*

  • ölümüyle - ne kadar acı da olsa - insanlığa çok şey katmış bir kişi. 1880'de doğan casagemas, katalan bir ressamdır, fakat günümüze kadar bilinen resimleri, onun yaptıkları olamamıştır.

    gençliğinde* barcelona'nın o zamanlar pek turistik olmasa da sanatçı çevrelerinin rağbet ettiği els quatre gats barına takılmayı çok sever casagemas. bir gün burada genç ama gelecek vaad eden bir ressamla tanışır, dost olur. hatta, bir süre aynı daireyi paylaşırlar. "sanat şehri" olarak ününü çok işittikleri paris'e birlikte giderler. fakat hayat casagemas'ın yüzüne gülmez. nedendir bilinmez, o kadar umutlarla gittiği paris'te hayata kendi isteğiyle veda ettiğinde, henüz 21 yaşındadır. 1901 yılında paris'te intihar eden genç ressamın yaşamı burada son bulur, ama gerçek hikayesi belki de bundan sonra başlar.

    casagemas'ın ölümünde, en yakın dostu yanında değil, uzakta, doğduğu yer olan madrid'dedir. haberi aldığında o kadar sarsılır, o kadar üzülür ki, adeta bütün dünyası değişir, o güne değin yapmadığı türde bir tablo yapar: casagemas'ın ölümü. yatakta yatan casagemas profilden resmedilmiştir, yüzü koyu mavidir. hatta bütün tablo mavidir, yalnızca bir mum, renk renk ışıklarla tablonun geri kalanını aydınlatır. işte bu mavi, o zamanki genç ressamın bir dönemine damgasını vuracak, belki de daha sonraları duygu dünyasını şekillendirecek renktir. öyle ki, hayatının kadınları ile tanışana kadar tablolarında mavi tonlarından başka renk kullanmayacaktır.

    casagemas'ın ölümü tablosunu, casagemas'ın toprağa verilişi izler. fakat ressamın bu dönemde yaptığı tabloların kuşkusuz en ilginci olan hayat, başka bir önem taşır. adıyla tezat oluşturacak şekilde hüzünlü bu tablonun baş kahramanı, yine casagemas'tır.
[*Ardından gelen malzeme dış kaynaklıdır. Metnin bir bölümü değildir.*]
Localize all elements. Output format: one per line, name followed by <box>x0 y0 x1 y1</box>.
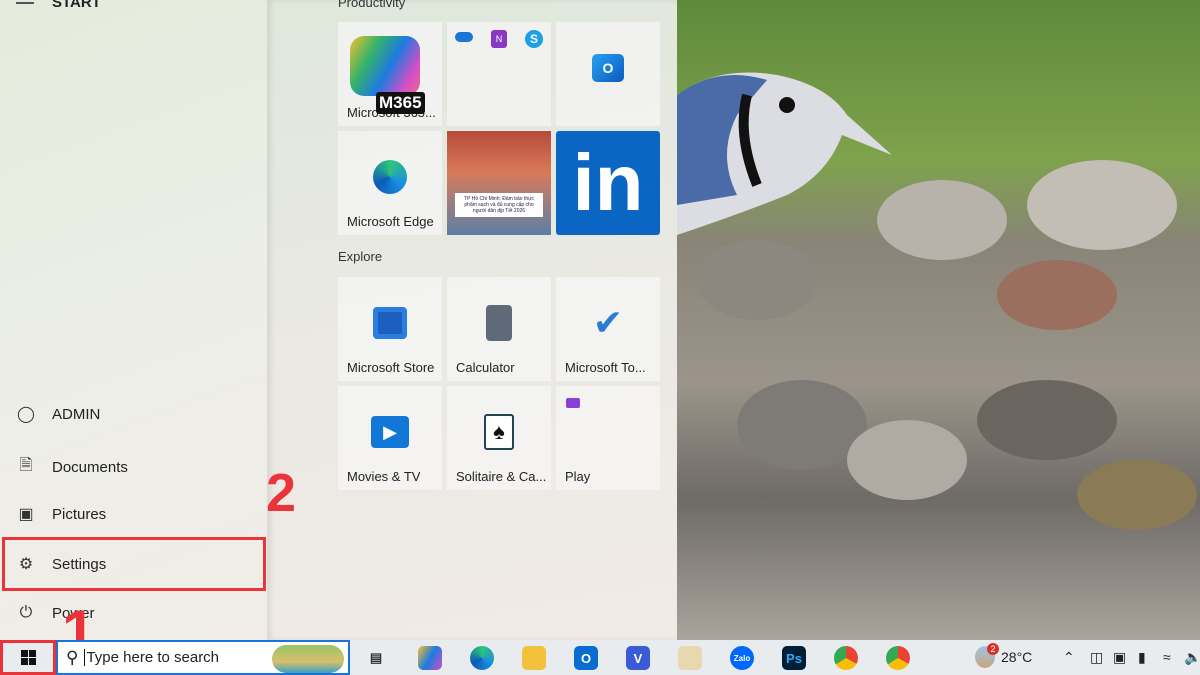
task-view-icon[interactable]: ▤ <box>364 646 388 670</box>
onedrive-icon <box>455 32 473 42</box>
chevron-up-icon[interactable]: ⌃ <box>1063 649 1075 666</box>
windows-logo-icon <box>20 650 36 665</box>
movies-tv-icon: ▶ <box>371 415 409 448</box>
volume-icon[interactable]: 🔈 <box>1184 649 1200 666</box>
pictures-icon: ▣ <box>18 506 34 523</box>
viva-icon[interactable]: V <box>626 646 650 670</box>
store-icon <box>373 306 407 339</box>
tile-microsoft-todo[interactable]: ✔ Microsoft To... <box>556 277 660 381</box>
outlook-icon: O <box>592 53 624 82</box>
tile-label: Calculator <box>456 360 515 375</box>
tile-news[interactable]: TP Hồ Chí Minh: Đảm bảo thực phẩm sạch v… <box>447 131 551 235</box>
item-label: Documents <box>52 459 128 476</box>
copilot-m365-icon <box>350 36 420 96</box>
group-title-productivity: Productivity <box>338 0 406 10</box>
start-button[interactable] <box>0 640 56 675</box>
paint-icon[interactable] <box>678 646 702 670</box>
outlook-icon[interactable]: O <box>574 646 598 670</box>
blue-jay-bird <box>677 72 892 235</box>
todo-check-icon: ✔ <box>592 301 624 343</box>
documents-item[interactable]: 🗎 Documents <box>16 454 128 481</box>
weather-widget[interactable]: 2 28°C <box>975 643 1033 668</box>
tile-label: Movies & TV <box>347 469 421 484</box>
chrome-profile-icon[interactable] <box>886 646 910 670</box>
user-icon: ◯ <box>17 406 35 423</box>
wifi-icon[interactable]: ≈ <box>1163 649 1171 665</box>
copilot-icon[interactable] <box>418 646 442 670</box>
skype-icon: S <box>525 30 543 48</box>
play-folder-icon <box>566 398 580 408</box>
tile-microsoft-365[interactable]: M365 Microsoft 365... <box>338 22 442 126</box>
group-title-explore: Explore <box>338 249 383 264</box>
search-box[interactable]: ⚲ Type here to search <box>56 640 350 675</box>
onenote-icon: N <box>491 30 507 48</box>
tile-microsoft-store[interactable]: Microsoft Store <box>338 277 442 381</box>
tile-microsoft-edge[interactable]: Microsoft Edge <box>338 131 442 235</box>
battery-icon[interactable]: ▮ <box>1138 649 1146 666</box>
m365-badge: M365 <box>376 92 425 114</box>
news-headline: TP Hồ Chí Minh: Đảm bảo thực phẩm sạch v… <box>455 193 543 217</box>
tile-label: Microsoft To... <box>565 360 646 375</box>
tile-linkedin[interactable]: in <box>556 131 660 235</box>
weather-badge: 2 <box>987 643 999 655</box>
zalo-icon[interactable]: Zalo <box>730 646 754 670</box>
calculator-icon <box>486 304 512 341</box>
settings-highlight-box <box>2 537 266 591</box>
start-title: START <box>52 0 101 11</box>
temperature: 28°C <box>1001 649 1033 665</box>
linkedin-icon: in <box>572 138 644 227</box>
step-2-label: 2 <box>266 463 297 523</box>
search-highlight-image <box>272 645 344 673</box>
tile-label: Solitaire & Ca... <box>456 469 547 484</box>
file-explorer-icon[interactable] <box>522 646 546 670</box>
edge-icon[interactable] <box>470 646 494 670</box>
tile-label: Microsoft Store <box>347 360 435 375</box>
search-icon: ⚲ <box>66 647 79 667</box>
tile-label: Play <box>565 469 591 484</box>
pictures-item[interactable]: ▣ Pictures <box>16 504 106 524</box>
user-account-item[interactable]: ◯ ADMIN <box>16 404 100 424</box>
tile-outlook[interactable]: O <box>556 22 660 126</box>
network-device-icon[interactable]: ▣ <box>1113 649 1126 666</box>
chrome-icon[interactable] <box>834 646 858 670</box>
meet-now-icon[interactable]: ◫ <box>1090 649 1103 666</box>
photoshop-icon[interactable]: Ps <box>782 646 806 670</box>
weather-icon: 2 <box>975 643 999 668</box>
power-icon: ⏻ <box>19 604 33 621</box>
search-placeholder: Type here to search <box>84 649 220 666</box>
document-icon: 🗎 <box>19 457 33 474</box>
tile-solitaire[interactable]: ♠ Solitaire & Ca... <box>447 386 551 490</box>
start-menu-tiles-pane: Productivity M365 Microsoft 365... N S O… <box>267 0 677 640</box>
hamburger-menu-icon[interactable] <box>16 0 34 4</box>
solitaire-cards-icon: ♠ <box>484 413 514 450</box>
edge-icon <box>373 159 407 194</box>
item-label: Pictures <box>52 505 107 523</box>
tile-calculator[interactable]: Calculator <box>447 277 551 381</box>
tile-office-apps-folder[interactable]: N S <box>447 22 551 126</box>
item-label: ADMIN <box>52 405 101 423</box>
taskbar: ⚲ Type here to search ▤ O V Zalo Ps 2 28… <box>0 640 1200 675</box>
tile-movies-tv[interactable]: ▶ Movies & TV <box>338 386 442 490</box>
tile-label: Microsoft Edge <box>347 214 434 229</box>
tile-play[interactable]: Play <box>556 386 660 490</box>
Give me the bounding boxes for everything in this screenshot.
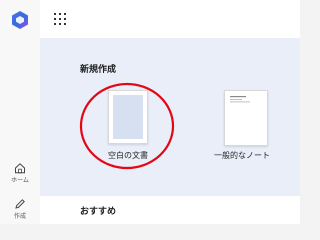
top-bar	[40, 0, 300, 38]
template-card-notes[interactable]	[224, 90, 268, 146]
left-rail: ホーム 作成	[0, 0, 41, 224]
template-label-blank: 空白の文書	[108, 151, 148, 160]
nav-create-label: 作成	[13, 213, 26, 220]
blank-page-preview	[113, 95, 143, 139]
recommend-section-title: おすすめ	[80, 207, 117, 217]
home-icon	[15, 163, 25, 174]
app-logo-icon[interactable]	[10, 10, 30, 30]
template-label-notes: 一般的なノート	[214, 151, 270, 160]
notes-page-preview	[230, 96, 250, 103]
app-launcher-icon[interactable]	[54, 13, 66, 25]
nav-home-label: ホーム	[11, 177, 29, 184]
nav-home[interactable]: ホーム	[0, 162, 40, 184]
pencil-icon	[15, 199, 25, 209]
template-card-blank[interactable]	[108, 90, 148, 144]
recommend-panel: おすすめ	[40, 196, 300, 224]
nav-create[interactable]: 作成	[0, 198, 40, 220]
new-section-title: 新規作成	[80, 65, 117, 75]
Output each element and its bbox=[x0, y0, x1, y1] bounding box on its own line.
    casagemas, ölümüyle yeniden doğmuş, arkadaşının benliğinde yeni bir yaşama kavuşmuştur bir şekilde. pablo picasso'nun arkadaşı iken, pablo picasso olmuş, onun her tablosunda, her fırça darbesinde kendinden bir parçayı tuale aktarmıştır...
  • picasso nun els quatre gats da tanistigi carlos, varsil bir ailenin uyusturucu bağimlisi oğluydu ve kolali yakalari ile kendini chopin e benzetmeye çalışan züppe biri idi. ailesinin verdigi la rampla daki dairesini, studyoya çevirmişti. her pazar tüm arkadaslarini burada toplar, bol alkol ve uyuşturuculu bu partilerde ama, picasso icin flambe edilen cognac, seker, karanfil, ve vanilyaya eklenen çok koyu bir kahveden olusan özel bir kahve yapardı. daha sonra ugruna 17 subat 1901 de intihar edeceği germaine le evlenecek, ve picasso nun en iyi arkadaslarindan biri olacak ramon pichot da enistesi eduard marquina nın sayesinde geldigi bu evde picasso ile tanışmıştır.